Fingerprints do not have to be unique, important disclosure

Artificial Intelligence (AI) has made important revelations about fingerprints on human hands, AI technology says that fingerprints on our hands are not unique.

Scientists have long been researching how human fingerprints come into being, but artificial intelligence systems have disproved the idea that all human fingerprints are unique.

For a long time, scientists, researchers and ordinary people have believed that the fingerprints of each person’s hand are completely different and unique from another person, that’s why NADRA in Pakistan and other institutions around the world on important documents. Check fingerprints for authentication.

Fingerprints

But the uniqueness of these fingerprints is now being questioned, recently challenged by a Columbia University study that used artificial intelligence.

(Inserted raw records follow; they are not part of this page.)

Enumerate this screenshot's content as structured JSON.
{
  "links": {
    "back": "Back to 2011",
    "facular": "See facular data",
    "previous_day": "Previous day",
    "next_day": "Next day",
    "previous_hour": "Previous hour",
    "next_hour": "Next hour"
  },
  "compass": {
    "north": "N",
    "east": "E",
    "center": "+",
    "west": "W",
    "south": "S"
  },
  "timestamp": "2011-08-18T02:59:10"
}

British Broadcasting Corporation The BBC A team at New York’s Columbia University trained an artificial intelligence tool to examine 60,000 fingerprints to determine which fingerprints belonged to the same person, reports .

In some cases, the marks were from two different fingers of a person’s hands, while in some cases, the marks were from other people.

PrintsPrints

Over time, the computer identified these unique prints that appeared to be two different fingerprints but belonged to the same hand, something that had never been done before.

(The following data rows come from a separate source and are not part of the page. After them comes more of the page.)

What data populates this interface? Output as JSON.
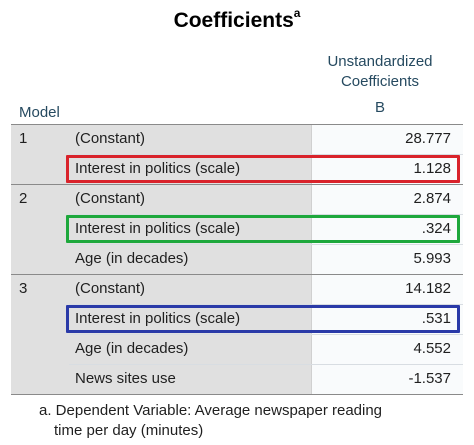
{
  "title": "Coefficients",
  "title_superscript": "a",
  "header": {
    "coef_line1": "Unstandardized",
    "coef_line2": "Coefficients",
    "coef_b": "B",
    "model": "Model"
  },
  "rows": [
    {
      "model": "1",
      "variable": "(Constant)",
      "value": "28.777"
    },
    {
      "model": "",
      "variable": "Interest in politics (scale)",
      "value": "1.128"
    },
    {
      "model": "2",
      "variable": "(Constant)",
      "value": "2.874"
    },
    {
      "model": "",
      "variable": "Interest in politics (scale)",
      "value": ".324"
    },
    {
      "model": "",
      "variable": "Age (in decades)",
      "value": "5.993"
    },
    {
      "model": "3",
      "variable": "(Constant)",
      "value": "14.182"
    },
    {
      "model": "",
      "variable": "Interest in politics (scale)",
      "value": ".531"
    },
    {
      "model": "",
      "variable": "Age (in decades)",
      "value": "4.552"
    },
    {
      "model": "",
      "variable": "News sites use",
      "value": "-1.537"
    }
  ],
  "highlight_colors": {
    "model1": "#d9232b",
    "model2": "#1ea83c",
    "model3": "#2a3aa8"
  },
  "footnote": {
    "line1": "a. Dependent Variable: Average newspaper reading",
    "line2": "time per day (minutes)"
  }
}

In the study, published in the journal Science Advances, Gabo and his colleagues said that our main finding is the similarity between different fingerprints of the same person.

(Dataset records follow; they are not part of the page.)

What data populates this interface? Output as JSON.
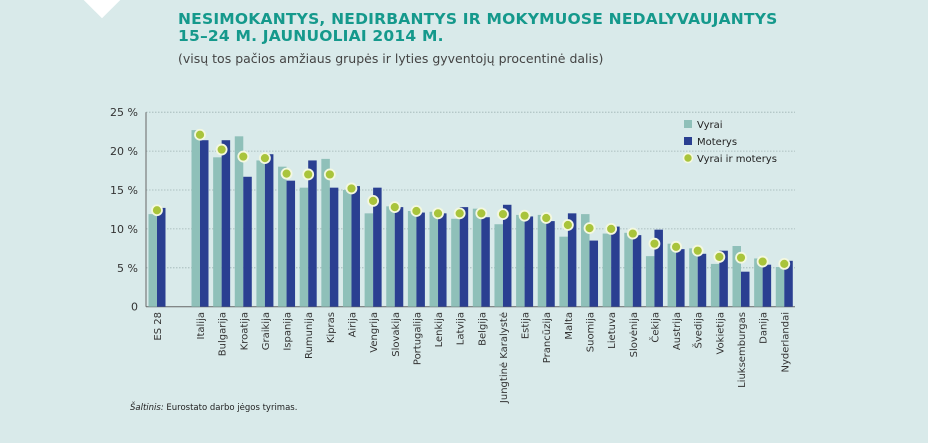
{
  "title_line1": "NESIMOKANTYS, NEDIRBANTYS IR MOKYMUOSE NEDALYVAUJANTYS",
  "title_line2": "15–24 M. JAUNUOLIAI 2014 M.",
  "subtitle": "(visų tos pačios amžiaus grupės ir lyties gyventojų procentinė dalis)",
  "source_label": "Šaltinis:",
  "source_text": "Eurostato darbo jėgos tyrimas.",
  "colors": {
    "vyrai": "#8fc0b9",
    "moterys": "#2a3f91",
    "bendras": "#a9c43b",
    "title": "#15998c",
    "background": "#d9eaea"
  },
  "chart_data": {
    "type": "bar",
    "ylim": [
      0,
      25
    ],
    "yticks": [
      "0",
      "5 %",
      "10 %",
      "15 %",
      "20 %",
      "25 %"
    ],
    "grid": true,
    "legend_position": "top-right",
    "categories": [
      "ES 28",
      "Italija",
      "Bulgarija",
      "Kroatija",
      "Graikija",
      "Ispanija",
      "Rumunija",
      "Kipras",
      "Airija",
      "Vengrija",
      "Slovakija",
      "Portugalija",
      "Lenkija",
      "Latvija",
      "Belgija",
      "Jungtinė Karalystė",
      "Estija",
      "Prancūzija",
      "Malta",
      "Suomija",
      "Lietuva",
      "Slovėnija",
      "Čekija",
      "Austrija",
      "Švedija",
      "Vokietija",
      "Liuksemburgas",
      "Danija",
      "Nyderlandai"
    ],
    "series": [
      {
        "name": "Vyrai",
        "kind": "bar",
        "values": [
          11.9,
          22.7,
          19.2,
          21.9,
          18.8,
          18.0,
          15.3,
          19.0,
          15.0,
          12.0,
          12.9,
          12.3,
          12.2,
          11.3,
          12.6,
          10.6,
          11.8,
          11.8,
          9.0,
          11.9,
          9.4,
          9.5,
          6.5,
          8.1,
          7.5,
          5.5,
          7.8,
          6.2,
          5.1
        ]
      },
      {
        "name": "Moterys",
        "kind": "bar",
        "values": [
          12.7,
          21.4,
          21.4,
          16.7,
          19.6,
          16.2,
          18.8,
          15.3,
          15.5,
          15.3,
          12.8,
          12.1,
          12.0,
          12.8,
          11.5,
          13.1,
          11.6,
          11.0,
          12.0,
          8.5,
          10.3,
          9.2,
          9.9,
          7.4,
          6.8,
          7.2,
          4.5,
          5.4,
          5.9
        ]
      },
      {
        "name": "Vyrai ir moterys",
        "kind": "point",
        "values": [
          12.4,
          22.1,
          20.2,
          19.3,
          19.1,
          17.1,
          17.0,
          17.0,
          15.2,
          13.6,
          12.8,
          12.3,
          12.0,
          12.0,
          12.0,
          11.9,
          11.7,
          11.4,
          10.5,
          10.1,
          10.0,
          9.4,
          8.1,
          7.7,
          7.2,
          6.4,
          6.3,
          5.8,
          5.5
        ]
      }
    ]
  }
}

These results are the same for all combinations of fingers, even if the fingers belong to different hands of the same person.

The fingers The fingers

In the results of the study, the researchers claimed that the AI ​​technology could identify with 75 to 90 percent accuracy which prints belonged to the same person, but scientists could not say for sure that the technology How does it work?

“It’s clear that artificial intelligence isn’t using the traditional markers that forensics have been using for decades, it seems to be something like an angle in the center,” said Hod Lipson, a Columbia robotics professor who discussed the technology’s methodology. using thing.

Graham Williams, professor of forensic science at the University of Hull, told the BBC that it has not been proven that fingerprints are always unique.

identity identity

“We don’t actually know that fingerprints are unique, to our knowledge we can only say that no two people have ever shown identical fingerprints,” he said.

However, American researchers say that further research and studies are still needed on these findings, and currently, these findings are not expected to have any significant impact on the field of forensics.